I replied, “I didn’t.”
He gave me a raised-eyebrow and said, “Hmm.”
It’s true; I don’t have the energy or stamina to be doing this. I really don’t. What he doesn’t know is -- and it’s my little secret -- I have my own personal trainer. Yup, that’s right I got one, just like the celebrities. Jealous yet?
Not that I always like her. Our routine starts when my alarm clock goes off in the morning.
6:45
Get out of bed.
No, I’m sleeping in today.
GET OUT and get your ass moving.
Nooooooooooooooooooooooo.
If you don’t get up now you won’t have time to get your workout in before the kids get up.
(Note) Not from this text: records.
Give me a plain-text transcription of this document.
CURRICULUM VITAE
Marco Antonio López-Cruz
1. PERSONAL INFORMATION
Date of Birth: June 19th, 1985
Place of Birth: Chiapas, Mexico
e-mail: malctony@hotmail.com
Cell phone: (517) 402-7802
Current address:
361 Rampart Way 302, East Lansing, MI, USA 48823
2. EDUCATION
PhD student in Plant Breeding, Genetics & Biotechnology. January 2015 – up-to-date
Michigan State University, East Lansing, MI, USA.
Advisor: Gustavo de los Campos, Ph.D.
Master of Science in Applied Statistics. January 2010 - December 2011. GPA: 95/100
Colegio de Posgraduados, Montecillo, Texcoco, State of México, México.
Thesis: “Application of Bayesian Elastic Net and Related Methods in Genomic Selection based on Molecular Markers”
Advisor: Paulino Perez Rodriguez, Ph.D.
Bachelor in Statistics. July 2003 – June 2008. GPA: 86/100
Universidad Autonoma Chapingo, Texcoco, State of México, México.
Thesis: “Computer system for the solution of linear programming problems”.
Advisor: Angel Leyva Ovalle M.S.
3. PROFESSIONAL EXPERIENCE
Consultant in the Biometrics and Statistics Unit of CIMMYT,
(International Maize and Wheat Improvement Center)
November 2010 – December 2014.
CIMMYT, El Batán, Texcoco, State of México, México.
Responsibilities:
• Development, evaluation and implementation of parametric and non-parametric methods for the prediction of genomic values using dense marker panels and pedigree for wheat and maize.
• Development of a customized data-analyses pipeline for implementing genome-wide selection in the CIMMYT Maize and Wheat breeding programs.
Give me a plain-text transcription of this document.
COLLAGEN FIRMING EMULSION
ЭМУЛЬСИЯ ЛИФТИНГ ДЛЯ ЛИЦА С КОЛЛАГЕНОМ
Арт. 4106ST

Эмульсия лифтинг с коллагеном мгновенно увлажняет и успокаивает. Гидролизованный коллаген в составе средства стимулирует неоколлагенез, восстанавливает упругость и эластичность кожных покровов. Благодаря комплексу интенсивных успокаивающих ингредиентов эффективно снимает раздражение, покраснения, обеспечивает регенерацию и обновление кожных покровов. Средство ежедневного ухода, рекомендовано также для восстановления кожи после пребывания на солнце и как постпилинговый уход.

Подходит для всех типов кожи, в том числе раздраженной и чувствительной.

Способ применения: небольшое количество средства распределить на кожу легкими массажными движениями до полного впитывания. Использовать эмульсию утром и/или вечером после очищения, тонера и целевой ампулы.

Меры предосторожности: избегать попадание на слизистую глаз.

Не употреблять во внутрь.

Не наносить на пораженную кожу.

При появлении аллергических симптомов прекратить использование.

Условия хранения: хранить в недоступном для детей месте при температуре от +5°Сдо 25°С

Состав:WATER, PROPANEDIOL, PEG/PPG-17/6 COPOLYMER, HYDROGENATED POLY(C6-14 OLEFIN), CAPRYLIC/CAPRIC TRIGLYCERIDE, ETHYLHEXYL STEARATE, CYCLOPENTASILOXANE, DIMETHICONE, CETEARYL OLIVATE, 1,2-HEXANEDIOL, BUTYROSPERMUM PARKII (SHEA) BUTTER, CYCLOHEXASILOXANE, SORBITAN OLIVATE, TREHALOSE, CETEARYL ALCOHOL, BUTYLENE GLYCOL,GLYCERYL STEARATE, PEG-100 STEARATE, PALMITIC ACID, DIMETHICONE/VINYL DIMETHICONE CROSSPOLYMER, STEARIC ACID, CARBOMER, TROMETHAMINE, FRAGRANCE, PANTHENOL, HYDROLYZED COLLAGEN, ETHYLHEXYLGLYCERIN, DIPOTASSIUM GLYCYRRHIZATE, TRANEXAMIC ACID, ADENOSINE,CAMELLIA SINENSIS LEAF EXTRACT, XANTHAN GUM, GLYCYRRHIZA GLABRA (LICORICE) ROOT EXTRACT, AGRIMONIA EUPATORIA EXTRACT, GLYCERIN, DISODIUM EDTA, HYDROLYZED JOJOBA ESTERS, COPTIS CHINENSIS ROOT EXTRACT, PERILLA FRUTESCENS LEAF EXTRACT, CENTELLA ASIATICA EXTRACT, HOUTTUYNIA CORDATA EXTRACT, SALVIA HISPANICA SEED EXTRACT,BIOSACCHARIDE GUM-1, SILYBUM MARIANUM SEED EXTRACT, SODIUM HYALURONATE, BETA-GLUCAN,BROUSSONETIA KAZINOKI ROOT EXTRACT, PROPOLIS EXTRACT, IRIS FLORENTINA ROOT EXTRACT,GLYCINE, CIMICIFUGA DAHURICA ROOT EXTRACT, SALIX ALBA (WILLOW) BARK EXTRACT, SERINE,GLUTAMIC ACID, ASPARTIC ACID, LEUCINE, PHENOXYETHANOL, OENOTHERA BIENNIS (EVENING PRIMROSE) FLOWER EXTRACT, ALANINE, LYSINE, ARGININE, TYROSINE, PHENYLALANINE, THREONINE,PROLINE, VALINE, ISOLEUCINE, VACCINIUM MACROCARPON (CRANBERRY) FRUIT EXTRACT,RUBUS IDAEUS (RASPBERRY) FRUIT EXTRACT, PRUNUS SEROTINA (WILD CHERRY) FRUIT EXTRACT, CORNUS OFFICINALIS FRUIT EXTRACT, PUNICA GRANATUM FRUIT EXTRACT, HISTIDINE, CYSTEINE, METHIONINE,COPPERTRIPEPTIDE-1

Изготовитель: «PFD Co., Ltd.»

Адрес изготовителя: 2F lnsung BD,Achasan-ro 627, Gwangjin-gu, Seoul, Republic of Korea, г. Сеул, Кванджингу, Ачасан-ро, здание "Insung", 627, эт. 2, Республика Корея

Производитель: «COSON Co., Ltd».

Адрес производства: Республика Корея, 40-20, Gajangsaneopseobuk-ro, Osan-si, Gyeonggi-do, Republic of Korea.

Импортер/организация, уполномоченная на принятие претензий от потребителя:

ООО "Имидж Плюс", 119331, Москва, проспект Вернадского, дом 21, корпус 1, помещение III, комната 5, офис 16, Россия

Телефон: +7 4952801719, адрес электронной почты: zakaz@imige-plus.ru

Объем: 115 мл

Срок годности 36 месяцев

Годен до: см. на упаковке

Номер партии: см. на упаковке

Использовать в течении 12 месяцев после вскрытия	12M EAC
Maybe we could all have a good morning snuggle.
You’re fat, really really fat. Fat asses stay in bed for a snuggle.
What? That’s just rude.
Yes, but true.
Gawh! Fine I’ll get up, but I’m only doing 20 minutes.
Just get out there.
6:55
I can’t find my workout clothes.
So, exercise in your skivvies.
Ugh. Fine I’ll use this t-shirt and sweats – but their not ‘the workout’ clothes.
7:05
Okay, this isn’t so bad.
You’re going too slow. Speed it up.
I’m warming up; I’ll speed up in a few minutes.
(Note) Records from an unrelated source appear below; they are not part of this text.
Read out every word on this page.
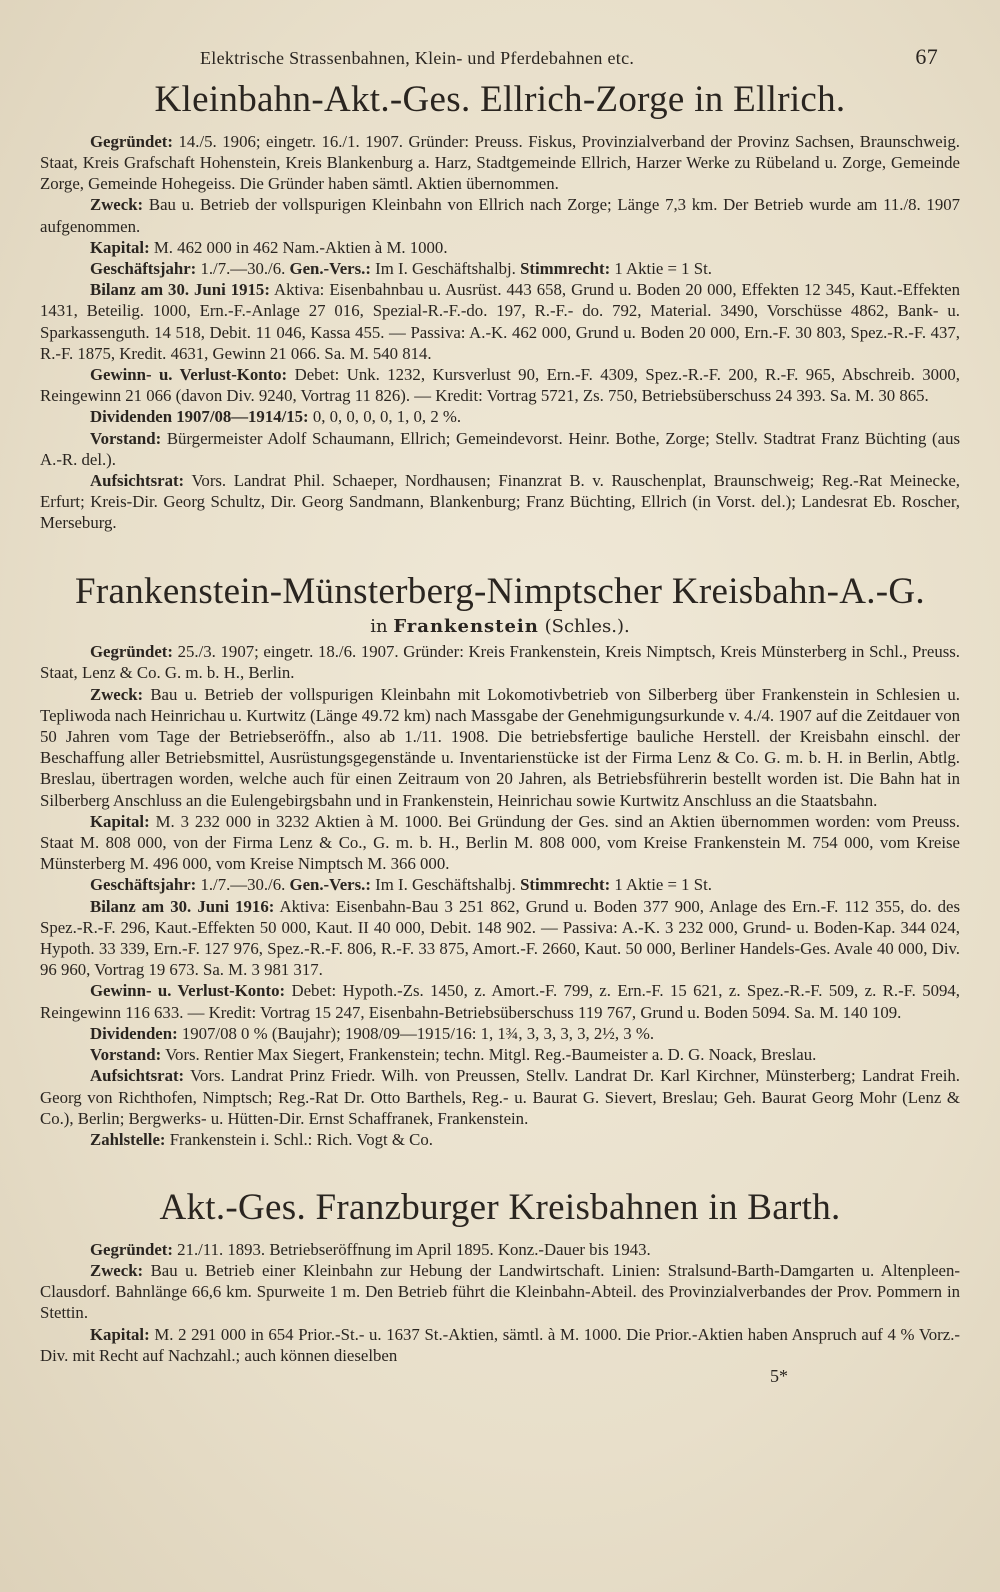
Elektrische Strassenbahnen, Klein- und Pferdebahnen etc.	67
Kleinbahn-Akt.-Ges. Ellrich-Zorge in Ellrich.

Gegründet: 14./5. 1906; eingetr. 16./1. 1907. Gründer: Preuss. Fiskus, Provinzialverband der Provinz Sachsen, Braunschweig. Staat, Kreis Grafschaft Hohenstein, Kreis Blankenburg a. Harz, Stadtgemeinde Ellrich, Harzer Werke zu Rübeland u. Zorge, Gemeinde Zorge, Gemeinde Hohegeiss. Die Gründer haben sämtl. Aktien übernommen.

Zweck: Bau u. Betrieb der vollspurigen Kleinbahn von Ellrich nach Zorge; Länge 7,3 km. Der Betrieb wurde am 11./8. 1907 aufgenommen.

Kapital: M. 462 000 in 462 Nam.-Aktien à M. 1000.

Geschäftsjahr: 1./7.—30./6. Gen.-Vers.: Im I. Geschäftshalbj. Stimmrecht: 1 Aktie = 1 St.

Bilanz am 30. Juni 1915: Aktiva: Eisenbahnbau u. Ausrüst. 443 658, Grund u. Boden 20 000, Effekten 12 345, Kaut.-Effekten 1431, Beteilig. 1000, Ern.-F.-Anlage 27 016, Spezial-R.-F.-do. 197, R.-F.- do. 792, Material. 3490, Vorschüsse 4862, Bank- u. Sparkassenguth. 14 518, Debit. 11 046, Kassa 455. — Passiva: A.-K. 462 000, Grund u. Boden 20 000, Ern.-F. 30 803, Spez.-R.-F. 437, R.-F. 1875, Kredit. 4631, Gewinn 21 066. Sa. M. 540 814.

Gewinn- u. Verlust-Konto: Debet: Unk. 1232, Kursverlust 90, Ern.-F. 4309, Spez.-R.-F. 200, R.-F. 965, Abschreib. 3000, Reingewinn 21 066 (davon Div. 9240, Vortrag 11 826). — Kredit: Vortrag 5721, Zs. 750, Betriebsüberschuss 24 393. Sa. M. 30 865.

Dividenden 1907/08—1914/15: 0, 0, 0, 0, 0, 1, 0, 2 %.

Vorstand: Bürgermeister Adolf Schaumann, Ellrich; Gemeindevorst. Heinr. Bothe, Zorge; Stellv. Stadtrat Franz Büchting (aus A.-R. del.).

Aufsichtsrat: Vors. Landrat Phil. Schaeper, Nordhausen; Finanzrat B. v. Rauschenplat, Braunschweig; Reg.-Rat Meinecke, Erfurt; Kreis-Dir. Georg Schultz, Dir. Georg Sandmann, Blankenburg; Franz Büchting, Ellrich (in Vorst. del.); Landesrat Eb. Roscher, Merseburg.

Frankenstein-Münsterberg-Nimptscher Kreisbahn-A.-G.
in Frankenstein (Schles.).

Gegründet: 25./3. 1907; eingetr. 18./6. 1907. Gründer: Kreis Frankenstein, Kreis Nimptsch, Kreis Münsterberg in Schl., Preuss. Staat, Lenz & Co. G. m. b. H., Berlin.

Zweck: Bau u. Betrieb der vollspurigen Kleinbahn mit Lokomotivbetrieb von Silberberg über Frankenstein in Schlesien u. Tepliwoda nach Heinrichau u. Kurtwitz (Länge 49.72 km) nach Massgabe der Genehmigungsurkunde v. 4./4. 1907 auf die Zeitdauer von 50 Jahren vom Tage der Betriebseröffn., also ab 1./11. 1908. Die betriebsfertige bauliche Herstell. der Kreisbahn einschl. der Beschaffung aller Betriebsmittel, Ausrüstungsgegenstände u. Inventarienstücke ist der Firma Lenz & Co. G. m. b. H. in Berlin, Abtlg. Breslau, übertragen worden, welche auch für einen Zeitraum von 20 Jahren, als Betriebsführerin bestellt worden ist. Die Bahn hat in Silberberg Anschluss an die Eulengebirgsbahn und in Frankenstein, Heinrichau sowie Kurtwitz Anschluss an die Staatsbahn.

Kapital: M. 3 232 000 in 3232 Aktien à M. 1000. Bei Gründung der Ges. sind an Aktien übernommen worden: vom Preuss. Staat M. 808 000, von der Firma Lenz & Co., G. m. b. H., Berlin M. 808 000, vom Kreise Frankenstein M. 754 000, vom Kreise Münsterberg M. 496 000, vom Kreise Nimptsch M. 366 000.

Geschäftsjahr: 1./7.—30./6. Gen.-Vers.: Im I. Geschäftshalbj. Stimmrecht: 1 Aktie = 1 St.

Bilanz am 30. Juni 1916: Aktiva: Eisenbahn-Bau 3 251 862, Grund u. Boden 377 900, Anlage des Ern.-F. 112 355, do. des Spez.-R.-F. 296, Kaut.-Effekten 50 000, Kaut. II 40 000, Debit. 148 902. — Passiva: A.-K. 3 232 000, Grund- u. Boden-Kap. 344 024, Hypoth. 33 339, Ern.-F. 127 976, Spez.-R.-F. 806, R.-F. 33 875, Amort.-F. 2660, Kaut. 50 000, Berliner Handels-Ges. Avale 40 000, Div. 96 960, Vortrag 19 673. Sa. M. 3 981 317.

Gewinn- u. Verlust-Konto: Debet: Hypoth.-Zs. 1450, z. Amort.-F. 799, z. Ern.-F. 15 621, z. Spez.-R.-F. 509, z. R.-F. 5094, Reingewinn 116 633. — Kredit: Vortrag 15 247, Eisenbahn-Betriebsüberschuss 119 767, Grund u. Boden 5094. Sa. M. 140 109.

Dividenden: 1907/08 0 % (Baujahr); 1908/09—1915/16: 1, 1¾, 3, 3, 3, 3, 2½, 3 %.

Vorstand: Vors. Rentier Max Siegert, Frankenstein; techn. Mitgl. Reg.-Baumeister a. D. G. Noack, Breslau.

Aufsichtsrat: Vors. Landrat Prinz Friedr. Wilh. von Preussen, Stellv. Landrat Dr. Karl Kirchner, Münsterberg; Landrat Freih. Georg von Richthofen, Nimptsch; Reg.-Rat Dr. Otto Barthels, Reg.- u. Baurat G. Sievert, Breslau; Geh. Baurat Georg Mohr (Lenz & Co.), Berlin; Bergwerks- u. Hütten-Dir. Ernst Schaffranek, Frankenstein.

Zahlstelle: Frankenstein i. Schl.: Rich. Vogt & Co.

Akt.-Ges. Franzburger Kreisbahnen in Barth.

Gegründet: 21./11. 1893. Betriebseröffnung im April 1895. Konz.-Dauer bis 1943.

Zweck: Bau u. Betrieb einer Kleinbahn zur Hebung der Landwirtschaft. Linien: Stralsund-Barth-Damgarten u. Altenpleen-Clausdorf. Bahnlänge 66,6 km. Spurweite 1 m. Den Betrieb führt die Kleinbahn-Abteil. des Provinzialverbandes der Prov. Pommern in Stettin.

Kapital: M. 2 291 000 in 654 Prior.-St.- u. 1637 St.-Aktien, sämtl. à M. 1000. Die Prior.-Aktien haben Anspruch auf 4 % Vorz.-Div. mit Recht auf Nachzahl.; auch können dieselben

5*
NO, do it NOW. Don’t make me come over there and push you.
Okay fineeeeeee cranky lady. Someone needs a second cup this morning.
7:20
I can do five more minutes.
You can do ten.
Gawh, you don’t have to be so mean.
Pick up the speed, your slacking. Come on now, KICK kick KICK kick. Swing those legs!
7:30
This isn’t bad, I’ll go another five.
Hurumph.
7:40
Okay I’m done.
You can do five more.
What? I don’t want to.
Sissy lala
UGH, no need to call me names.
Fat ass.
Okay thanks for the reminder, five more and then I’m really done!
7:45
Okay, now I’m done.
You are at 2.6 miles. That’s really close to 3 miles.
Gosh you’re right. I'll think about that tomorrow.
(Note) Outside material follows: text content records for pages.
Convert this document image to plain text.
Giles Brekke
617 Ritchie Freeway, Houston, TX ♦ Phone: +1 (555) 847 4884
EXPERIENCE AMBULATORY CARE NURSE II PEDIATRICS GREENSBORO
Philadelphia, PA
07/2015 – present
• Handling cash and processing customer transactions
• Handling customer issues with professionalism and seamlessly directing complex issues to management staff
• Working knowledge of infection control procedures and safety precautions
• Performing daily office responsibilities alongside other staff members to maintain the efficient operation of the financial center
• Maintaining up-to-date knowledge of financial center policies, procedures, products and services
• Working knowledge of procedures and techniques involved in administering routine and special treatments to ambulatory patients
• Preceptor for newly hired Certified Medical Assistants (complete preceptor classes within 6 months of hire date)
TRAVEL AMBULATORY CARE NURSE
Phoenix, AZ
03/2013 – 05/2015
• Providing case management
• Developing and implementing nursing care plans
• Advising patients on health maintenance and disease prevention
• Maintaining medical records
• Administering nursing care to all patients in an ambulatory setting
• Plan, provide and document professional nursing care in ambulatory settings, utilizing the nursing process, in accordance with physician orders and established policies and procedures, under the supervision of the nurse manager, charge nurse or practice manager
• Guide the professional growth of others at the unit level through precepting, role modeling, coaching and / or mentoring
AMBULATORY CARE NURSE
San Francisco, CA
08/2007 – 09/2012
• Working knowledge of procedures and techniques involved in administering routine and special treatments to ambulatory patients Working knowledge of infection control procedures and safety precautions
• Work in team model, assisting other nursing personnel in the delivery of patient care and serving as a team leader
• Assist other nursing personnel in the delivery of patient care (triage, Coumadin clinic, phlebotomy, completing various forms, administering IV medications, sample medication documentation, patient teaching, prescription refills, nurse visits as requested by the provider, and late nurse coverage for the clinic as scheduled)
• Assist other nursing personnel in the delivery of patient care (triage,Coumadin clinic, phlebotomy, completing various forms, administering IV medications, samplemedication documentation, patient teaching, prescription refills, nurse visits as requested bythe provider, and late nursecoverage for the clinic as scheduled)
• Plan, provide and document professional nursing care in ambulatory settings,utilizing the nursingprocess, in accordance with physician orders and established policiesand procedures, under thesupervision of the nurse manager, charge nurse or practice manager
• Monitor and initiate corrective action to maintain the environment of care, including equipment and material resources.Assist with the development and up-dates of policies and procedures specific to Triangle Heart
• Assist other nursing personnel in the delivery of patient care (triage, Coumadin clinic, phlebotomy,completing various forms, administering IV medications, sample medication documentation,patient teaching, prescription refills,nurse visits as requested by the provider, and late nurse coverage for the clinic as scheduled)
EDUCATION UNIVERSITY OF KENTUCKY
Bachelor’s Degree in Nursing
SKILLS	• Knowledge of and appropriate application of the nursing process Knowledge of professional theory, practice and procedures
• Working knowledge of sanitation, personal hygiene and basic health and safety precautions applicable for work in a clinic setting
All day today you can think about how close to 3 miles you were but you punked out at the last minute. It’s only 15 more minutes…
Well… frick! How do I let you talk me into this? @#$% whore.
7:56
Wow, so close. Come on speed it up. I can do it, so close. Woohoo, 3 miles. I wonder if I can make 3.1 today.
That’s a girl. You’ll be shopping in the regular women’s section at Target yet.
8:00
Yeah, 3.1 miles baby. Now I must get off of this thing and DIE.
You won’t die, quit being a sissy. Next week we’ll add in some crunches.
What?! You’re kidding me!
Nope.
I hate you. I really, really hate you.
You say that now.
No I mean it this time.
Whatever, see you tomorrow morning.
Bitch.
So you're wondering why my husband doesn't know I have a personal trainer with all that drama going on every morning right? Well, it's because he's a deep sleeper and during the week he's at work well before I wake up. Good thing he doesn't notice her, she'd tell him what a whiner I really am.